10 Ottobre 2019 di fabio pizzul

Non sarà la nuova terra dei fuochi, ma la Lombardia è certamente un terreno fertile per i traffici illeciti di rifiuti. Lo smaltimento illegale di rifiuti solidi urbani e industriali provenienti dal Napoletano in capannoni dismessi del Nord e una cava in Calabria ha movimentato oltre 14mila tonnellate di rifiuti di ogni natura, e, secondo i pm della Direzione Distrettuale Antimafia di Milano, ha prodotto un volume complessivo di illeciti profitti stimato in oltre 1,7 milioni di euro nel solo 2018.

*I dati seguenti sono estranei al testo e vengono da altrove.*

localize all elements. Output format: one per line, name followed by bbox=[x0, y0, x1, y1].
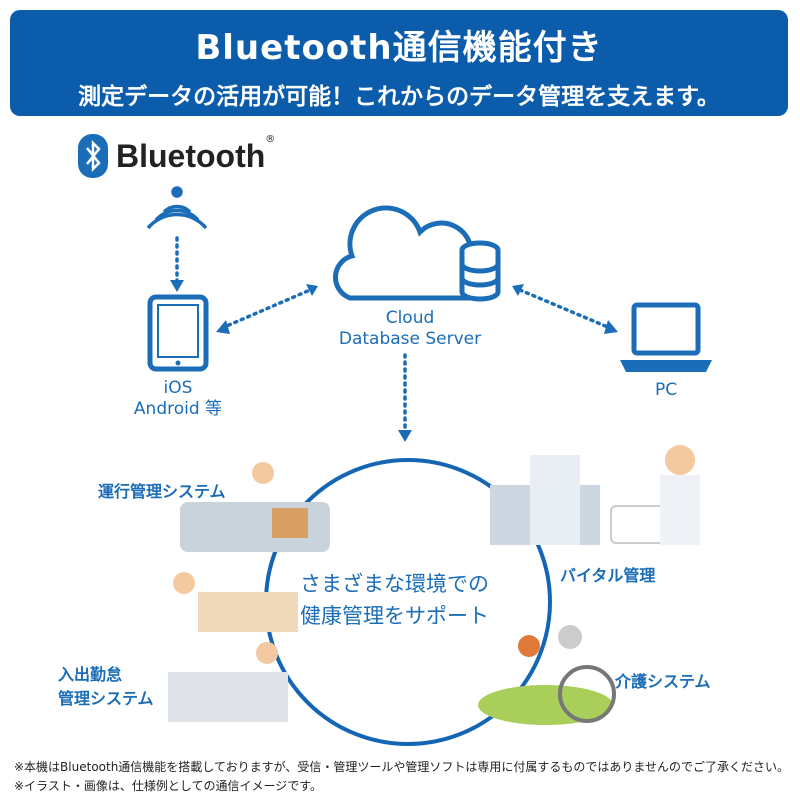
delivery-illustration bbox=[180, 502, 330, 552]
cloud-label-2: Database Server bbox=[338, 329, 482, 349]
footnote-2: ※イラスト・画像は、仕様例としての通信イメージです。 bbox=[14, 779, 323, 793]
center-text-1: さまざまな環境での bbox=[300, 572, 489, 596]
center-text-2: 健康管理をサポート bbox=[300, 604, 489, 628]
care-illustration bbox=[478, 615, 616, 725]
database-icon bbox=[459, 240, 501, 302]
cloud-label-1: Cloud bbox=[385, 308, 435, 328]
footnote-1: ※本機はBluetooth通信機能を搭載しておりますが、受信・管理ツールや管理ソ… bbox=[14, 760, 789, 774]
center-text: さまざまな環境での健康管理をサポート bbox=[300, 568, 489, 632]
pc-label: PC bbox=[654, 380, 678, 400]
header-subtitle: 測定データの活用が可能！これからのデータ管理を支えます。 bbox=[78, 84, 720, 110]
registered-mark: ® bbox=[265, 134, 276, 145]
connection-lines bbox=[175, 236, 612, 432]
delivery-worker-head bbox=[252, 462, 274, 484]
wireless-signal-icon bbox=[146, 186, 208, 230]
delivery-system-label: 運行管理システム bbox=[98, 482, 226, 501]
hospital-illustration bbox=[490, 445, 700, 555]
attendance-illustration bbox=[148, 572, 298, 722]
bluetooth-icon bbox=[78, 134, 108, 178]
attendance-system-label: 入出勤怠管理システム bbox=[58, 663, 154, 711]
attendance-label-2: 管理システム bbox=[58, 689, 154, 708]
bluetooth-logo: Bluetooth® bbox=[78, 134, 275, 178]
header-title: Bluetooth通信機能付き bbox=[195, 28, 603, 68]
bluetooth-wordmark: Bluetooth bbox=[116, 137, 266, 174]
arrowheads bbox=[170, 280, 618, 442]
device-label-android: Android 等 bbox=[133, 399, 223, 419]
vital-management-label: バイタル管理 bbox=[560, 566, 656, 585]
tablet-icon bbox=[147, 294, 209, 372]
device-label-ios: iOS bbox=[163, 378, 193, 398]
cloud-icon bbox=[332, 205, 474, 301]
care-system-label: 介護システム bbox=[615, 672, 711, 691]
header-banner: Bluetooth通信機能付き 測定データの活用が可能！これからのデータ管理を支… bbox=[10, 10, 788, 116]
attendance-label-1: 入出勤怠 bbox=[58, 665, 123, 684]
laptop-icon bbox=[620, 302, 712, 372]
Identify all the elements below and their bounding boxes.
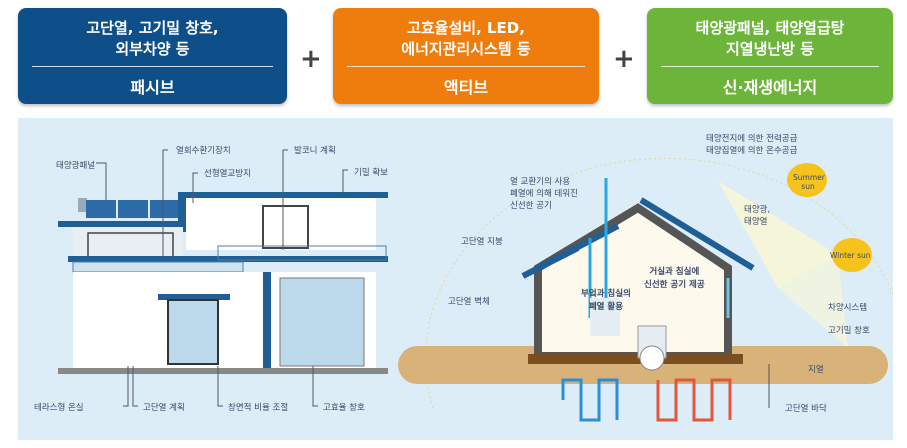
label-solar-power: 태양전지에 의한 전력공급 <box>706 134 798 144</box>
label-hi-eff-window: 고효율 창호 <box>323 403 365 413</box>
diagram-panel: 태양광패널 열회수환기장치 선형열교방지 발코니 계획 기밀 확보 테라스형 온… <box>18 118 893 440</box>
plus-sign: + <box>300 44 322 74</box>
passive-label: 패시브 <box>130 78 175 97</box>
active-label: 액티브 <box>443 78 489 97</box>
label-airtight-window: 고기밀 창호 <box>828 326 870 336</box>
leader-lines <box>96 149 348 407</box>
sun-path-arc <box>425 157 893 409</box>
divider <box>661 66 879 67</box>
active-card: 고효율설비, LED,에너지관리시스템 등 액티브 <box>333 8 599 104</box>
passive-description: 고단열, 고기밀 창호,외부차양 등 <box>86 19 219 58</box>
label-thermal-bridge: 선형열교방지 <box>204 169 251 179</box>
winter-sun <box>832 238 872 272</box>
label-geothermal: 지열 <box>808 365 824 375</box>
label-heat-recovery: 열회수환기장치 <box>176 146 231 156</box>
active-description: 고효율설비, LED,에너지관리시스템 등 <box>401 19 531 58</box>
label-wall: 고단열 벽체 <box>448 297 490 307</box>
label-window-ratio: 창면적 비율 조절 <box>228 403 289 413</box>
renewable-label: 신·재생에너지 <box>722 78 818 97</box>
label-shading: 차양시스템 <box>828 303 868 313</box>
passive-house-illustration <box>58 192 388 374</box>
renewable-house-illustration <box>398 157 893 422</box>
house-illustrations <box>58 149 893 422</box>
label-pv: 태양광,태양열 <box>744 205 771 227</box>
label-summer-sun: Summer sun <box>793 173 825 191</box>
summer-sun <box>787 163 827 197</box>
divider <box>32 66 273 67</box>
label-terrace: 테라스형 온실 <box>34 403 84 413</box>
label-winter-sun: Winter sun <box>830 251 871 260</box>
label-solar-panel: 태양광패널 <box>56 161 96 171</box>
label-airtight: 기밀 확보 <box>354 168 388 178</box>
label-floor: 고단열 바닥 <box>785 404 827 414</box>
passive-card: 고단열, 고기밀 창호,외부차양 등 패시브 <box>18 8 287 104</box>
label-insulation-plan: 고단열 계획 <box>143 403 185 413</box>
label-balcony: 발코니 계획 <box>294 146 336 156</box>
divider <box>347 66 585 67</box>
plus-sign: + <box>613 44 635 74</box>
label-roof: 고단열 지붕 <box>461 237 503 247</box>
label-solar-hotwater: 태양집열에 의한 온수공급 <box>706 146 798 156</box>
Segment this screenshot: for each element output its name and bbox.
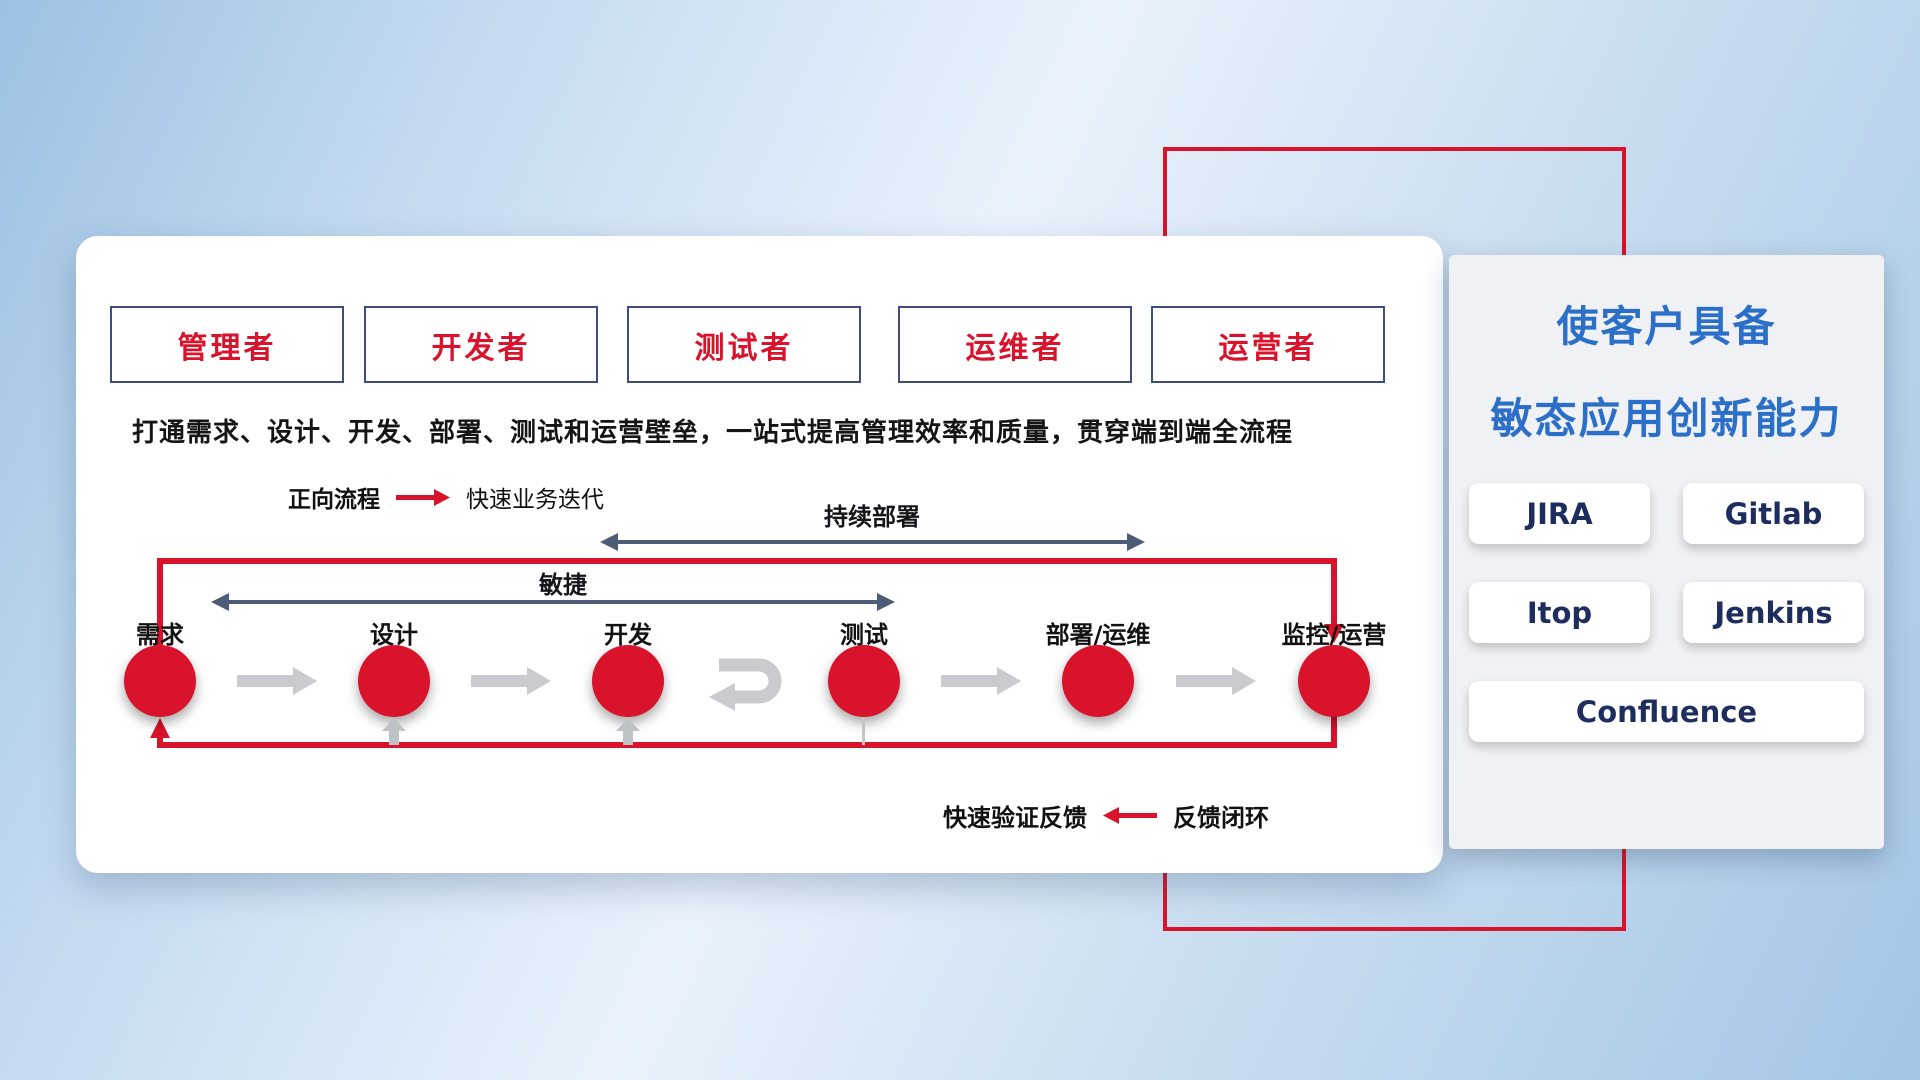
- arrow-bar: [223, 600, 883, 604]
- continuous-deploy-label: 持续部署: [824, 503, 920, 531]
- stage-node-monitor: [1298, 645, 1370, 717]
- headline-text: 打通需求、设计、开发、部署、测试和运营壁垒，一站式提高管理效率和质量，贯穿端到端…: [132, 418, 1294, 448]
- tool-badge-jenkins: Jenkins: [1683, 582, 1864, 643]
- legend-forward: 正向流程 快速业务迭代: [288, 480, 604, 514]
- stage-label-deploy-ops: 部署/运维: [1045, 621, 1151, 649]
- arrow-bar: [612, 540, 1133, 544]
- role-label: 开发者: [431, 330, 531, 366]
- iteration-loop-arrow-icon: [709, 658, 782, 711]
- feedback-loop-label: 反馈闭环: [1173, 804, 1269, 832]
- agile-label: 敏捷: [539, 571, 587, 599]
- feedback-text: 快速验证反馈: [943, 804, 1087, 832]
- tool-badge-gitlab: Gitlab: [1683, 483, 1864, 544]
- tool-label: Itop: [1526, 595, 1593, 630]
- tool-label: JIRA: [1526, 496, 1593, 531]
- arrow-head: [1232, 667, 1256, 695]
- stage-node-develop: [592, 645, 664, 717]
- stage-label-test: 测试: [840, 621, 888, 649]
- arrow-head-right: [1127, 533, 1145, 551]
- arrow-head-left: [600, 533, 618, 551]
- arrow-stem: [1176, 675, 1234, 687]
- arrow-stem: [941, 675, 999, 687]
- continuous-deploy-arrow-icon: [600, 533, 1145, 551]
- stage-label-develop: 开发: [604, 621, 652, 649]
- forward-flow-label: 正向流程: [288, 487, 380, 513]
- devops-flow-panel: 管理者 开发者 测试者 运维者 运营者 打通需求、设计、开发、部署、测试和运营壁…: [76, 236, 1443, 873]
- role-label: 运营者: [1218, 330, 1318, 366]
- tool-label: Jenkins: [1714, 595, 1833, 630]
- red-left-arrow-icon: [1103, 807, 1157, 824]
- arrow-stem: [237, 675, 295, 687]
- tool-badge-jira: JIRA: [1469, 483, 1650, 544]
- role-box-operator: 运营者: [1151, 306, 1385, 383]
- role-box-ops: 运维者: [898, 306, 1132, 383]
- arrow-head: [616, 718, 640, 731]
- capability-title-line1: 使客户具备: [1556, 302, 1777, 351]
- capability-panel: 使客户具备 敏态应用创新能力 JIRA Gitlab Itop Jenkins …: [1449, 255, 1884, 849]
- role-label: 测试者: [694, 330, 794, 366]
- feedback-up-arrow-icon: [382, 718, 406, 745]
- legend-feedback: 快速验证反馈 反馈闭环: [943, 798, 1269, 833]
- test-feedback-connector: [862, 717, 865, 745]
- tool-badge-confluence: Confluence: [1469, 681, 1864, 742]
- flow-arrow-icon: [471, 667, 551, 695]
- stage-label-design: 设计: [370, 621, 418, 649]
- role-box-tester: 测试者: [627, 306, 861, 383]
- arrow-head: [382, 718, 406, 731]
- role-box-developer: 开发者: [364, 306, 598, 383]
- capability-title-line2: 敏态应用创新能力: [1490, 394, 1843, 443]
- feedback-up-arrow-icon: [616, 718, 640, 745]
- arrow-head: [293, 667, 317, 695]
- stage-node-test: [828, 645, 900, 717]
- tool-label: Confluence: [1575, 694, 1758, 729]
- arrow-head-right: [877, 593, 895, 611]
- stage-label-monitor: 监控/运营: [1281, 621, 1387, 649]
- arrow-head: [997, 667, 1021, 695]
- flow-arrow-icon: [1176, 667, 1256, 695]
- flow-arrow-icon: [237, 667, 317, 695]
- flow-arrow-icon: [941, 667, 1021, 695]
- role-box-manager: 管理者: [110, 306, 344, 383]
- stage-node-design: [358, 645, 430, 717]
- arrow-head-left: [211, 593, 229, 611]
- red-right-arrow-icon: [396, 488, 450, 506]
- arrow-stem: [623, 730, 633, 745]
- role-label: 运维者: [965, 330, 1065, 366]
- stage-node-deploy-ops: [1062, 645, 1134, 717]
- stage-label-requirements: 需求: [136, 621, 184, 649]
- agile-arrow-icon: [211, 593, 895, 611]
- arrow-head: [527, 667, 551, 695]
- tool-badge-itop: Itop: [1469, 582, 1650, 643]
- tool-label: Gitlab: [1724, 496, 1823, 531]
- arrow-stem: [471, 675, 529, 687]
- arrow-stem: [389, 730, 399, 745]
- role-label: 管理者: [177, 330, 277, 366]
- forward-flow-text: 快速业务迭代: [466, 487, 604, 513]
- stage-node-requirements: [124, 645, 196, 717]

Nell’hinterland milanese, sono stati riempiti di rifiuti capannoni  a Gessate, Cinisello Balsamo e nell’area ex Snia di Varedo.  Lo snodo del traffico era l’impianto Smr Ecologia di Como infiltrata da parte di esponenti della ‘ndrangheta calabrese.
I profitti illeciti venivano ripuliti attraverso ingenti prelevamenti in contante e ricariche su carte postepay utilizzate ad hoc, evitando cosi la tracciabilità dei flussi di denaro. Tutto questo impressiona e preoccupa, ma purtroppo non sorprende.

I tanti roghi divampati negli ultimi mesi in Lombardia sono un chiaro segnale di un circuito parallelo nella gestione del business dei rifiuti.
Il quadro che emerge dall’indagine che ha portato a 11 arresti tra Lombardia e Calabria conferma che la nostra regione è sempre più al centro dell’attenzione della malavita organizzata.
La magistratura ha descritto una ramificata struttura composta da impianti autorizzati e complici, trasportatori compiacenti, società fittizie intestate a prestanome e documentazione falsa che getta un’ombra sinistra sull’intero sistema di trattamento dei rifiuti. Chiudere in modo chiaro e virtuoso il ciclo di smaltimento dei rifiuti è una priorità per una regione come la nostra che vede i cittadini mettere in atto comportamenti virtuosi nella differenziazione e nella riduzione dei rifiuti. Non possiamo sottovalutare il fenomeno e neppure lasciare che debba occuparsene esclusivamente la magistratura. Il controllo del territorio è fondamentale e il cosiddetto “modello Pavia” deve essere applicato in modo sempre più massiccio e puntuale.
La Lega continua a fare barricate mediatiche contro i rifiuti provenienti da altre regioni, ma ci ritroviamo poi invasi da un mercato parallelo che non fa altro che aumentare gli affari della malavita organizzata. Non sarebbe meglio far sì che i rifiuti vengano smaltiti regolarmente e che i viaggi avvengano alla luce del sole, magari penalizzando a livello economico le zone che non sono in grado di gestire in proprio lo smaltimento?